Having a robust and easily accessible complaints system, with the power to make local authorities pay considerable compensation when their officers have misused statutory powers or where they have infringed children’s rights.

Giving Home educators the only thing they have consistently asked the Government for and that is a right to access exam centres without being over charged.

Acceptance of Kinships’s four areas of equalisation and a Kinship carer team in every LA.

Given the short time scale, I wanted to keep my evidence concise. Home Educators work hard to provide quality education that fits their own children and develops their character and equips them for the world in which they are growing up. Many home educated children have already been failed by the education system. It is about time the government look at what is going wrong, rather than disapprove of actions parents take to protect their children. There is such richness in the Home educating community and this Bill places it at risk.

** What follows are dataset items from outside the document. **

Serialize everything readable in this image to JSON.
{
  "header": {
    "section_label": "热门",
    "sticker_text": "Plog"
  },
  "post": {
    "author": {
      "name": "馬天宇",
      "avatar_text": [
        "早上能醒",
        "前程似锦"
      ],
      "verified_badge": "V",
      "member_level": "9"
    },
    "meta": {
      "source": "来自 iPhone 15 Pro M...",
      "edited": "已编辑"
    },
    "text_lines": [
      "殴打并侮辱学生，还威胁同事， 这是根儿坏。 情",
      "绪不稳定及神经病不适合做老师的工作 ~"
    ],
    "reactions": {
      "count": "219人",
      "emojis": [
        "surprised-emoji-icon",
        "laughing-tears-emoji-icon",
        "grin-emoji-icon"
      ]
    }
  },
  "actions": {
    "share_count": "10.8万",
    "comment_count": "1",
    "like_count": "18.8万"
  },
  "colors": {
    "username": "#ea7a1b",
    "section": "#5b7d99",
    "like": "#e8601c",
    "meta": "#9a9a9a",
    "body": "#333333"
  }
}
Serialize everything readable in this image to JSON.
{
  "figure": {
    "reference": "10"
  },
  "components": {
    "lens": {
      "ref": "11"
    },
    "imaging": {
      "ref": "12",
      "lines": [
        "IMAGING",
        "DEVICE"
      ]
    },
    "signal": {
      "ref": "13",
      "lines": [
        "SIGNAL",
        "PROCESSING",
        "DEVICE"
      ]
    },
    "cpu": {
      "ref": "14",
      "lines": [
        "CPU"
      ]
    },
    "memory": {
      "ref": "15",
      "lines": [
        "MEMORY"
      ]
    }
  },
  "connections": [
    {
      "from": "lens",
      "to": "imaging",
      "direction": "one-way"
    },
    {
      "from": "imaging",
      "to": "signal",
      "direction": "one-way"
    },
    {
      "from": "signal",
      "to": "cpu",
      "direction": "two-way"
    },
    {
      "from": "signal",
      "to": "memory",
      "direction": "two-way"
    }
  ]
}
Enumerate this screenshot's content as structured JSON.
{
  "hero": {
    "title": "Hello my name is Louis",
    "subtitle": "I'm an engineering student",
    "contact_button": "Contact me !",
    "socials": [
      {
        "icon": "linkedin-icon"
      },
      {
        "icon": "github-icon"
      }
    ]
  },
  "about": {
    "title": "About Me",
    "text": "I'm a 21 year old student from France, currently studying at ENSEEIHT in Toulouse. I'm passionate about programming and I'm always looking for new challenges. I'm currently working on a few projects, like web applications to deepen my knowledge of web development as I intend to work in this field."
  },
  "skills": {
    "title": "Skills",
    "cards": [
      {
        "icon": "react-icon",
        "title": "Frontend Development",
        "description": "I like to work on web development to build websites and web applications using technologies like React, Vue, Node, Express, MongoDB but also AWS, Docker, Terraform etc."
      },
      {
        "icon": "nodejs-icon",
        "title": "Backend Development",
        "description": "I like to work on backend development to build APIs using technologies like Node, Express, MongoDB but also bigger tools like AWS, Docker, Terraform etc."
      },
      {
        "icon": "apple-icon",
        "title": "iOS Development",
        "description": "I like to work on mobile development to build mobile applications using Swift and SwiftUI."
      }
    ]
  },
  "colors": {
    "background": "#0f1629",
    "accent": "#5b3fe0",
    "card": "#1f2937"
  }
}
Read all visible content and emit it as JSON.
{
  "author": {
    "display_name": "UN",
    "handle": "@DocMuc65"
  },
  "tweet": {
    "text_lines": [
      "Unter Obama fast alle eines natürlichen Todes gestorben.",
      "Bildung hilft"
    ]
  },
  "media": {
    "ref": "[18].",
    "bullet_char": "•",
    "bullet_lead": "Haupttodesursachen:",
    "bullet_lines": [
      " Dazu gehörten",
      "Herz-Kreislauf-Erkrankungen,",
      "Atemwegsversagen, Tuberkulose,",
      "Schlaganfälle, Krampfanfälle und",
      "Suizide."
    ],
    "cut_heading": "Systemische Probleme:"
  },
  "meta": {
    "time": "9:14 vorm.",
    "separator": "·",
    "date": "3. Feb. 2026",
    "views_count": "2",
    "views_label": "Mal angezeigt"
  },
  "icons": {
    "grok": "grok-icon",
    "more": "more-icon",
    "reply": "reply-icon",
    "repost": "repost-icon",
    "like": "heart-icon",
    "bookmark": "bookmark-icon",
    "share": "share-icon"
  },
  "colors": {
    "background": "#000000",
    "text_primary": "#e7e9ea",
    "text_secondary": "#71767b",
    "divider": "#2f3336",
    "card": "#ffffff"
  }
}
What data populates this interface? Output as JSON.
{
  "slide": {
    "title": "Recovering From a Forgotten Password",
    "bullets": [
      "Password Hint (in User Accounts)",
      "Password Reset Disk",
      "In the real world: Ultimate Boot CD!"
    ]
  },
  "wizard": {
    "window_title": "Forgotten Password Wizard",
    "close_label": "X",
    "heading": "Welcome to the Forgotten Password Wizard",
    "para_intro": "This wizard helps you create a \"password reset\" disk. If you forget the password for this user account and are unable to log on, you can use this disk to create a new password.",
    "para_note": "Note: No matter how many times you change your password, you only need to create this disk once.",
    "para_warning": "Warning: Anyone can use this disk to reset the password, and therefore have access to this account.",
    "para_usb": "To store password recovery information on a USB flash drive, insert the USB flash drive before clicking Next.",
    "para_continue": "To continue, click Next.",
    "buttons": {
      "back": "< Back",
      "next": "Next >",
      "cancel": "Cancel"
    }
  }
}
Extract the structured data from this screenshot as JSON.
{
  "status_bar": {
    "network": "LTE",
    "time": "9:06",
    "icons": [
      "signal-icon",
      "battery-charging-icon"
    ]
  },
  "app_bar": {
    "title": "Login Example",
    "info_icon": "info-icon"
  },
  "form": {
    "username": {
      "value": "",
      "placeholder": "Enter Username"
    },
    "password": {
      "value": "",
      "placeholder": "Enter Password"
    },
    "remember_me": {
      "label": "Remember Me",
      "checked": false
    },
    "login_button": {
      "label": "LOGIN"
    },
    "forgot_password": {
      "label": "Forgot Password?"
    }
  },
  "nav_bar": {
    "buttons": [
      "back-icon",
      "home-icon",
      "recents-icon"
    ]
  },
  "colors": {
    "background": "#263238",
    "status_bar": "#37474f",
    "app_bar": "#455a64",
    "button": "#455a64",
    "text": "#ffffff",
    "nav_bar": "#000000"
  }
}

As a Special Guardian, I know what it is to spend every day picking up the pieces when a child is harmed. The powers to protect children already exist, they are just very badly executed in so many cases. The system itself harms the children it purports to help. A culture change in Children’s services, not a legal change needs to take place. Harming Home Education and making it more difficult, which is what this bill does, will not protect children. It is not neutral towards children who are growing up in safe home educating families. It will harm them when LAs enter homes, demand data, leak data by mistake, issue SAO where none is needed and threaten parents with criminal conviction.